Nas Bocas do Mundo – Laurent Gbagbo

A sua arte de negociante fermentou ao ponto de ser chamado nos círculos políticos africanos de Le boulanger (o padeiro), graças à expressão francesa Rouler quelq’un dans la farine (enrolar em farinha, ou seja, intrujar).

A ironia da História (a sua formação), porém, pode fazer com que Laurent Gbagbo fique para a posteridade como um panado ou um croquete. Presidente desde 2000 da Costa do Marfim, enfrentou uma guerra civil em 2002, quando Alassane Ouattara – o vencedor das eleições presidenciais de 28 de Novembro último – foi impedido de concorrer porque o pai era natural do vizinho Burkina Faso. Desde então, agarrou-se ao poder como uma lapa e esqueceu-se, até há meses, de que não tinha mandato para dirigir o país desde 2005.

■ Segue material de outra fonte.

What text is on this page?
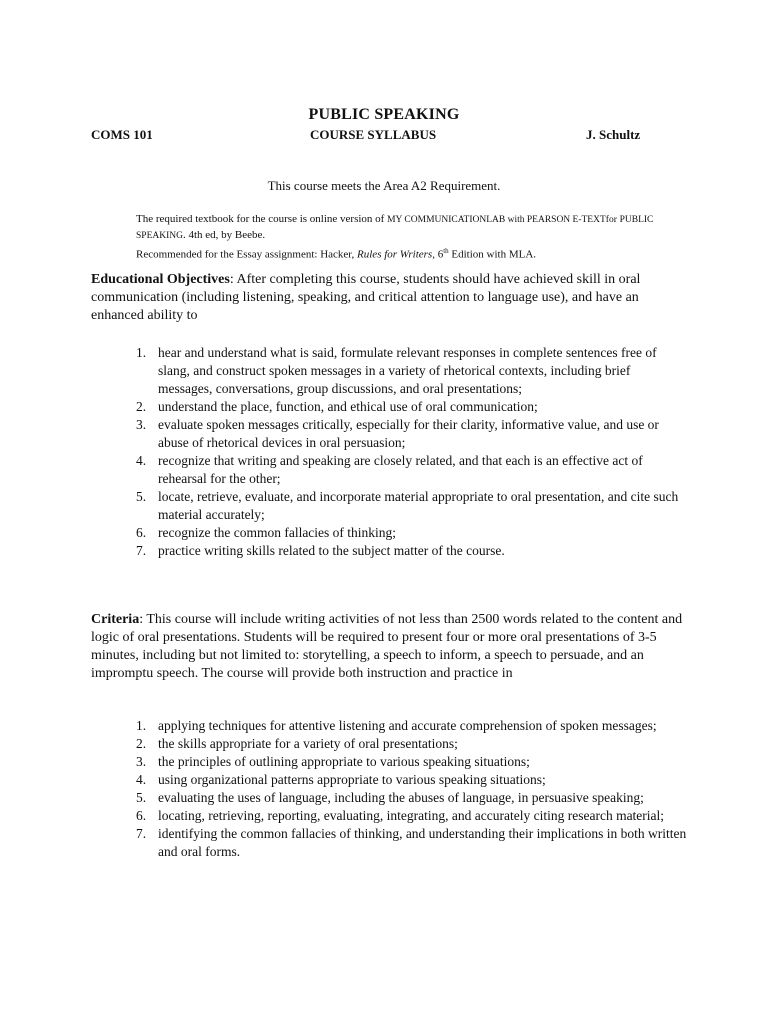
PUBLIC SPEAKING
COMS 101	COURSE SYLLABUS	J. Schultz
This course meets the Area A2 Requirement.
The required textbook for the course is online version of MY COMMUNICATIONLAB with PEARSON E-TEXTfor PUBLIC SPEAKING. 4th ed, by Beebe.
Recommended for the Essay assignment: Hacker, Rules for Writers, 6th Edition with MLA.
Educational Objectives: After completing this course, students should have achieved skill in oral communication (including listening, speaking, and critical attention to language use), and have an enhanced ability to
1. hear and understand what is said, formulate relevant responses in complete sentences free of slang, and construct spoken messages in a variety of rhetorical contexts, including brief messages, conversations, group discussions, and oral presentations;
2. understand the place, function, and ethical use of oral communication;
3. evaluate spoken messages critically, especially for their clarity, informative value, and use or abuse of rhetorical devices in oral persuasion;
4. recognize that writing and speaking are closely related, and that each is an effective act of rehearsal for the other;
5. locate, retrieve, evaluate, and incorporate material appropriate to oral presentation, and cite such material accurately;
6. recognize the common fallacies of thinking;
7. practice writing skills related to the subject matter of the course.
Criteria: This course will include writing activities of not less than 2500 words related to the content and logic of oral presentations. Students will be required to present four or more oral presentations of 3-5 minutes, including but not limited to: storytelling, a speech to inform, a speech to persuade, and an impromptu speech. The course will provide both instruction and practice in
1. applying techniques for attentive listening and accurate comprehension of spoken messages;
2. the skills appropriate for a variety of oral presentations;
3. the principles of outlining appropriate to various speaking situations;
4. using organizational patterns appropriate to various speaking situations;
5. evaluating the uses of language, including the abuses of language, in persuasive speaking;
6. locating, retrieving, reporting, evaluating, integrating, and accurately citing research material;
7. identifying the common fallacies of thinking, and understanding their implications in both written and oral forms.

O líder marfinense acedeu no ano passado à realização de eleições mas, a avaliar pela sua reacção, já se terá arrependido. Perdeu na segunda volta por 375 mil votos (numa percentagem de quase 9%), mas não aceitou em momento algum o veredicto dos compatriotas. Isolado pelas instâncias internacionais, persistiu em ficar com a mão na massa, lutou contra os apoiantes do vencedor das eleições e sitiou-o. Mas os ventos da História não estão de feição para os regimes autoritários e, tarde ou cedo, a CEDEAO (Comunidade de países de África Ocidental), a ONU e a França, antigo colonizador, apoiaram decisivamente o avanço das tropas próximas do vencedor das eleições.

Há quem argumente que foi graças ao novo mandato da ONU que Gbagbo perdeu; porém, o ‘padeiro’ – qual pão-duro que tranca o acesso à farinha – traçou o destino quando defendeu a sua vontade contra a da maioria.